Kayalarda açtıkları kanallardan akan yağmur suları küçük bir havuzda toplanmakta ve
keşişlerin su ihtiyacını gidermekteydi.
Kilisenin batısında, zeminin altına yerleştirilmiş büyük pithoslara benzeyen dört yuvarlak
çukur sarnıçın tahıl ve şarap için kullanıldığı sanılmaktadır.
Stylos Manastırı’nda 1222 yılına kadar bir başpapazın yaşadığı bilinmektedir.
Arap Avlusu Manastırı’nın güney batısındaki bir alanda,
Anadolu Parslarını avlamak için
kullanılan kaplan kapanı denilen taş tuzaklar bulunmaktadır.
Bir rivayete göre de, Genç Aziz Paulos’un yaşadığı mağaraya bir Anadolu Parsı girmiş
ve Paulos’a hiçbir şey yapmadan geri çıkıp gitmiştir.

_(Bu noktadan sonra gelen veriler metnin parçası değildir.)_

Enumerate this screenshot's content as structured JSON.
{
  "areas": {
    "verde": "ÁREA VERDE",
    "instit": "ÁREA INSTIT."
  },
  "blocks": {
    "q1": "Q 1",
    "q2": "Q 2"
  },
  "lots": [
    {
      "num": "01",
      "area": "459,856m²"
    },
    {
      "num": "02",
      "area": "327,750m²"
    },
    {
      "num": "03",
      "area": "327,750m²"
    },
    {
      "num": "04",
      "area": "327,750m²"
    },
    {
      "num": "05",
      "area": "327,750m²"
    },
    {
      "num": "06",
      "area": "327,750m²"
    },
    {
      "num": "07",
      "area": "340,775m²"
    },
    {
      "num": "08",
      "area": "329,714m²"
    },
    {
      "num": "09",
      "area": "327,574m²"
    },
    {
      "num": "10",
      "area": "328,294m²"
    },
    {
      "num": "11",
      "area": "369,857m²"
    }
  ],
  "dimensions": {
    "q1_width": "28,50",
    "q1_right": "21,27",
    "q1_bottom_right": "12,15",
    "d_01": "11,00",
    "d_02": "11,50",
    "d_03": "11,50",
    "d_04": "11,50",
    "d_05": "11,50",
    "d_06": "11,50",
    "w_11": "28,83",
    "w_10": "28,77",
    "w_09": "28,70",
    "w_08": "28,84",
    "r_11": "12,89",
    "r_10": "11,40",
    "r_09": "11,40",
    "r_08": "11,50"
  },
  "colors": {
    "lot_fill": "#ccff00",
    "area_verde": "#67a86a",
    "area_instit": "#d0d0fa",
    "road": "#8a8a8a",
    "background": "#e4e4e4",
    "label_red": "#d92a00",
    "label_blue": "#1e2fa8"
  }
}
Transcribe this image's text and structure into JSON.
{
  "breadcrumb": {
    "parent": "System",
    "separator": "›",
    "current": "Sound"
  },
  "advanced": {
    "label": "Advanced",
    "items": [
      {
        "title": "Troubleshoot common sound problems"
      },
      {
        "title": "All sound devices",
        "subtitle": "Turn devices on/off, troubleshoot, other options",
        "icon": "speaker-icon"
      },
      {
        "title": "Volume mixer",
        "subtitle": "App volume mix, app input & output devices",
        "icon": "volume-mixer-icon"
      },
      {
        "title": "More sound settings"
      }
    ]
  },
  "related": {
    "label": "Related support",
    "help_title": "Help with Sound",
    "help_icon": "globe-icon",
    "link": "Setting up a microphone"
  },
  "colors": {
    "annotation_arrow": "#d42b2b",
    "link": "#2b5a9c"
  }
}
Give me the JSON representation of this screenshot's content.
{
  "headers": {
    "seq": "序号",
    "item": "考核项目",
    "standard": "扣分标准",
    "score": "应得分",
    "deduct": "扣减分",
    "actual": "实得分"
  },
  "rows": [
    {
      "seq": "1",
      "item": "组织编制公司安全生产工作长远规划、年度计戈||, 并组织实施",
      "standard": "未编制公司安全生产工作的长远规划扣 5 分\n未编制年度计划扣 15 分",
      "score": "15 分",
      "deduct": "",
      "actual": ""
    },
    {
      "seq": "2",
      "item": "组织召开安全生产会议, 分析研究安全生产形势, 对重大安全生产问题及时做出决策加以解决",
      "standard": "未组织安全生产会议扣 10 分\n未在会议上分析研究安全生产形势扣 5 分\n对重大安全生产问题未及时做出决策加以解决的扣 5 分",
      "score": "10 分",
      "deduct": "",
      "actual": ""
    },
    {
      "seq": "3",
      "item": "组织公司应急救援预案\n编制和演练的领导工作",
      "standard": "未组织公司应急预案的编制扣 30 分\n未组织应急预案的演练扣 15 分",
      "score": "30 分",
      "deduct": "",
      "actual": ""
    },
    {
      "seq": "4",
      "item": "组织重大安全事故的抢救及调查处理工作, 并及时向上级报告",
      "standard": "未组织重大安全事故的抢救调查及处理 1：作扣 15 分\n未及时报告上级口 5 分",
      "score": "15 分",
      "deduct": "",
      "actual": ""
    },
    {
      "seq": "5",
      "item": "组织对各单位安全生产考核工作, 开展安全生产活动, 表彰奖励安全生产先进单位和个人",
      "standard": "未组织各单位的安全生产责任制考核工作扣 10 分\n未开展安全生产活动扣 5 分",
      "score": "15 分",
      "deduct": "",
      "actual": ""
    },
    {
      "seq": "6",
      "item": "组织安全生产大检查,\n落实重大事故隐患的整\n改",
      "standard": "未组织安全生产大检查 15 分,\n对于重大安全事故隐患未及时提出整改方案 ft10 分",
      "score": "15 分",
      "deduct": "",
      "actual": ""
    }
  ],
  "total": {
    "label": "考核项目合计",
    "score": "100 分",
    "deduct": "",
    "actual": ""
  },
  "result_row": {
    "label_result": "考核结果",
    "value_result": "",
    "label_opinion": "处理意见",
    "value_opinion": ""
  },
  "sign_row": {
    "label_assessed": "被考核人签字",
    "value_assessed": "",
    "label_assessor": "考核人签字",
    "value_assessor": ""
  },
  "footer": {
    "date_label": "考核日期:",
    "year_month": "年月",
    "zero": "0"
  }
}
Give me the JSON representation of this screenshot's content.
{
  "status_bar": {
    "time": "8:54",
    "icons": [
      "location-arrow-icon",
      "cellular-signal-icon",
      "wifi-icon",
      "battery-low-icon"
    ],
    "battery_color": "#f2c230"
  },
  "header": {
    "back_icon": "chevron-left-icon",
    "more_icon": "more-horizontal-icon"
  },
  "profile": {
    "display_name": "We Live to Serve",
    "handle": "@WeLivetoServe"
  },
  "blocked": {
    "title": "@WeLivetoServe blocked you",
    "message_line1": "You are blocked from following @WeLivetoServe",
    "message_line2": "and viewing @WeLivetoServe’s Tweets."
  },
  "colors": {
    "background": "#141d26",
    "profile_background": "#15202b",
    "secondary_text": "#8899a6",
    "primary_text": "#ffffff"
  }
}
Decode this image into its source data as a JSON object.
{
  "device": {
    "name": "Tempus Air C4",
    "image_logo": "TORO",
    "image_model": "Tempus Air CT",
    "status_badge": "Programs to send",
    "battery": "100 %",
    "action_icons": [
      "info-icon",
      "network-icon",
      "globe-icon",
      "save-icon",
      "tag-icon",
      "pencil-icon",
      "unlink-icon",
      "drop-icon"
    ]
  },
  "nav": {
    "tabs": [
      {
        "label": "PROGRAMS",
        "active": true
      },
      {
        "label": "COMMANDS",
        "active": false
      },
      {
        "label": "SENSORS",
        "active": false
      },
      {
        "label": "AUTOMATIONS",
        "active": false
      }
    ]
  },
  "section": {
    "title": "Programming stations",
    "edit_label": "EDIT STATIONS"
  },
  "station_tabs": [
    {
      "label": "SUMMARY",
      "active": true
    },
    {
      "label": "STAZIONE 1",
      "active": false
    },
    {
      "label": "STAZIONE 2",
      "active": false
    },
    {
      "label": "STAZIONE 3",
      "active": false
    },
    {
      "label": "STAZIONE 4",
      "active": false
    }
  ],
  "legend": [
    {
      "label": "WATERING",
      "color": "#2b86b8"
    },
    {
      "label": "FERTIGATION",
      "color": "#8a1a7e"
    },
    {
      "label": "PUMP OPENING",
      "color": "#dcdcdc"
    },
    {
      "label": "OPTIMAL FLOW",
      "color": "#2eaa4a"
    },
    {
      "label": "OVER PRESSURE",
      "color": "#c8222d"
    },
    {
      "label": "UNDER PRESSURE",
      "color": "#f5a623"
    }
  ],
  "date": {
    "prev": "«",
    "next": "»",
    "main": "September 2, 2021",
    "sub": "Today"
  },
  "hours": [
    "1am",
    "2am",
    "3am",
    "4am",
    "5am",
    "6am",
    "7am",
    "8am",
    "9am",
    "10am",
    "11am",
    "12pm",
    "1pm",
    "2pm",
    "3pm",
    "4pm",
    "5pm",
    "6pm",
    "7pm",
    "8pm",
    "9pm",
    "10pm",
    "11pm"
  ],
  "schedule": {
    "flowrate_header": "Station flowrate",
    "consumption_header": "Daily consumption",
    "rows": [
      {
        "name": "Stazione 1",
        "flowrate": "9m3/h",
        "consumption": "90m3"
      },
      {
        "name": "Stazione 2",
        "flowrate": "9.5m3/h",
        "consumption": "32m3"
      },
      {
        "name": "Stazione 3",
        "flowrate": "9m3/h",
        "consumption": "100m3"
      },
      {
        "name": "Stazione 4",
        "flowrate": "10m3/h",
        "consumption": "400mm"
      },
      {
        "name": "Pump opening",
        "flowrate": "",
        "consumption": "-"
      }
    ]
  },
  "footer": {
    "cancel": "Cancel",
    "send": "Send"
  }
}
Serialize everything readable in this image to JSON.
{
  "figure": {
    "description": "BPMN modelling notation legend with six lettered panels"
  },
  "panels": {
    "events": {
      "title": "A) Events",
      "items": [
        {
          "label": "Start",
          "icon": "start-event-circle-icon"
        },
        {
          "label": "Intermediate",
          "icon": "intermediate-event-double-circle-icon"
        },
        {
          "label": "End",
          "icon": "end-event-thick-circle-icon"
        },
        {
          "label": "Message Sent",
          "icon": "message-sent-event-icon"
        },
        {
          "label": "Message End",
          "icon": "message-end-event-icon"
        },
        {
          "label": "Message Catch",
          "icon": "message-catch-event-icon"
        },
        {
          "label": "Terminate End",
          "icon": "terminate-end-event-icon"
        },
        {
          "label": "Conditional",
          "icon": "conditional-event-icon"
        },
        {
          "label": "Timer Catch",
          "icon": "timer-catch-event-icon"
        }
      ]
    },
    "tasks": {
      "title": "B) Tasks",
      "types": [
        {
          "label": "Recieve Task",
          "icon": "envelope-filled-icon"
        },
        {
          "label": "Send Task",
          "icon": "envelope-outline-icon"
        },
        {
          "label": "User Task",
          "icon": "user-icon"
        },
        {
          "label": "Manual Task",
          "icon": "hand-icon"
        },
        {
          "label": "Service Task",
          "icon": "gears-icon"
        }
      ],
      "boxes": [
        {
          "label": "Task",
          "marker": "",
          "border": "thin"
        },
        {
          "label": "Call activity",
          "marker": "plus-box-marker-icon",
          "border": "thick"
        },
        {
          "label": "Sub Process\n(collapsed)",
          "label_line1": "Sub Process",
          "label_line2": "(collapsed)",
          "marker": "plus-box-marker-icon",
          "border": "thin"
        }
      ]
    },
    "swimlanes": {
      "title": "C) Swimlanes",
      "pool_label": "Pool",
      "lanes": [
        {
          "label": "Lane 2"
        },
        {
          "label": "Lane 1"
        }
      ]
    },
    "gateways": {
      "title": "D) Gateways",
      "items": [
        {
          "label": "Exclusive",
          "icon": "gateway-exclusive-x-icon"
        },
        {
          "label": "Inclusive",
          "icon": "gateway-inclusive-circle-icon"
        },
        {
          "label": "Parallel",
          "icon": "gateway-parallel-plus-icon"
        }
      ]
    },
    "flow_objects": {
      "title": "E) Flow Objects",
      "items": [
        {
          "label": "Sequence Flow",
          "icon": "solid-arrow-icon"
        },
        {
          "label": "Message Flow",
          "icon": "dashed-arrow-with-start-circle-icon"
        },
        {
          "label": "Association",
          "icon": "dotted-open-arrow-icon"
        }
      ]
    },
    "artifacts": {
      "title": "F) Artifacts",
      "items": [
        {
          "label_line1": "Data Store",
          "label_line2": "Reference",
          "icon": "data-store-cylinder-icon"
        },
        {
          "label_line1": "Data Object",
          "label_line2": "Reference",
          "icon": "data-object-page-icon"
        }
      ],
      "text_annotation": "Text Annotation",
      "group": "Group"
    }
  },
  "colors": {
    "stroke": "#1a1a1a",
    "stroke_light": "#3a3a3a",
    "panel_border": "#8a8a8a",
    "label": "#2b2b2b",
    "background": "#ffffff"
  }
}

Karakaya Köyü’nden bölgeyi çok iyi tanıyan klavuzlarla çıkılabilen manastır, oldukça
performans gerektiren engebeli bir araziye sahiptir. Karakaya Köyü’nden yaya olarak
çıkılan manastıra gidiş-dönüş performansa göre 6-8 saat sürmektedir.
Tüm alanı kaplayan vahşi ve sarp kayalıklarda yol bulmak çok zordur. Mutlaka yerel
klavuzlar eşliğinde gidilmesi gerekir.
Genellikle keçilerin çok sevdiği sarp arazilerde, birkaç Yörük ailesi dışında hayvancılık
yapan kalmamıştır.
Buradaki aileler çağdaş yaşamın getirmiş olduğu olanaklardan yoksun bir şekilde
hayatlarını sürdürmektedir.
Günümüzde burada yaşayan aileler, eski uygarlıklarda olduğu gibi evlerini ve
kullanacakları yapıları yöre taşlarından ve mimarisini de doğal taşlardan
faydalanarak yapmaktadır.
Burada yaşayan aileler pek fazla düz alan olmadığından doğanın zorlu şartlarında
mücadele etmektedirler.
En yakın yerleşim alanı yaya olarak 2 saat sürdüğünden tüm ihtiyaçlarını kendileri
karşılamak zorundadırlar.
Doğa ve kültür meraklılarının çok büyük heyecan duyacakları bir coğrafyada bulunan
manastıra gidebilmek için, bahar ve kış ayları çok uygun olup, yaz aylarında erken
saatler seçilmelidir. Manastıra çıkarken çok su tüketileceğinden, yeteri miktarda su
alınması tavsiye edilir. Özellikle fotoğraf meraklıları için unutulmaz anılarla dolu olacak
parkur için makineler unutulmamalıdır.